Leaderboard
| # | Model | Harness | Combined score | S |
|---|---|---|---|---|
| 1 | fable-5 | claude code 2.1.152 | 0.274 | |
| 2 | Opus 4.8 | claude code 2.1.126 | 0.263 | |
| 3 | Sonnet 4.6 | claude code 2.1.152 | 0.248 | |
| 4 | Opus 4.7 | claude code 2.1.126 | 0.246 | |
| 5 | GPT-5.5 | codex 0.134 | 0.205 | |
| 6 | GPT-5.4-mini | codex 0.134 | 0.194 | |
| 7 | GPT-5.4 | codex 0.134 | 0.190 | |
| 8 | Gemini 3.5 Flash | antigravity · medium | 0.145 | |
| 9 | Haiku 4.5 | claude code 2.1.152 | 0.105 |
Agents are ranked by the Combined score S — DOM-grounded localization × behavior on human-annotated UI anchors, averaged over 10 apps (failures count as 0). Each model runs on its latest harness release (Codex-CLI 0.134 / Claude Code 2.1.152), with a free choice of stack. Condition C4 gives the agent the richest spec: the page's rendered Figma image (a screenshot mockup) and its pruned Figma structure (the layout tree as JSON) — but no target framework.
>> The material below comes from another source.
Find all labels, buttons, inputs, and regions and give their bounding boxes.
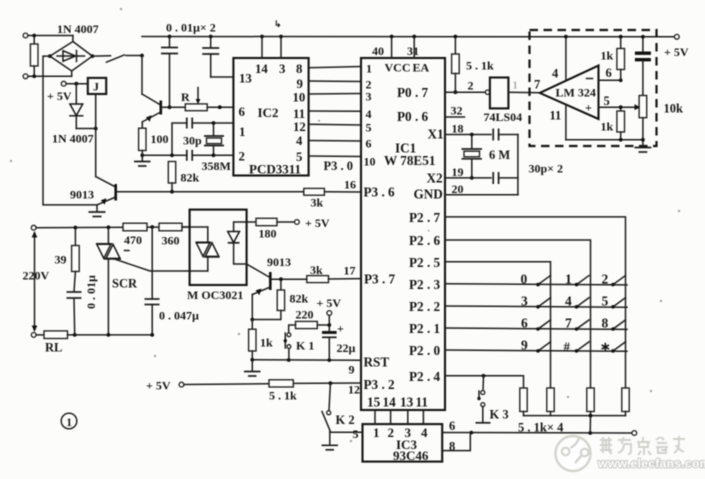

S ∈ [0, 1]; higher is better. Scored with the corrected README page-mapping. Opus 4.7 and GPT-5.4 entries come from externally-provided result sets that could not be re-verified against the fixed parser. Gemini 3.5 Flash (High) and Gemini 3.1 Pro (High) are omitted pending complete runs (only 7/10 and 5/10 tasks available).
Co-evolution
An agent is a model inside a harness, and both ship on their own cadence. Tracking the same model across harness releases shows the two co-evolving — sometimes lifting each other, sometimes regressing. Combined score by npm release date.
Mean C4 combined score (n=10, failures scored 0). Codex-CLI and Claude Code use independent version schemes, shown as separate panels.
How it's scored
Each task asks an agent to build and launch a multi-page web app from a visual spec. We bring the app up in Docker and, for every human-annotated UI anchor, match it to a rendered DOM element — scoring localization L (IoU / distance to the mockup position) and behavior B (interaction-specific browser checks). The headline Combined score is S = mean(L · B) over the critical anchors.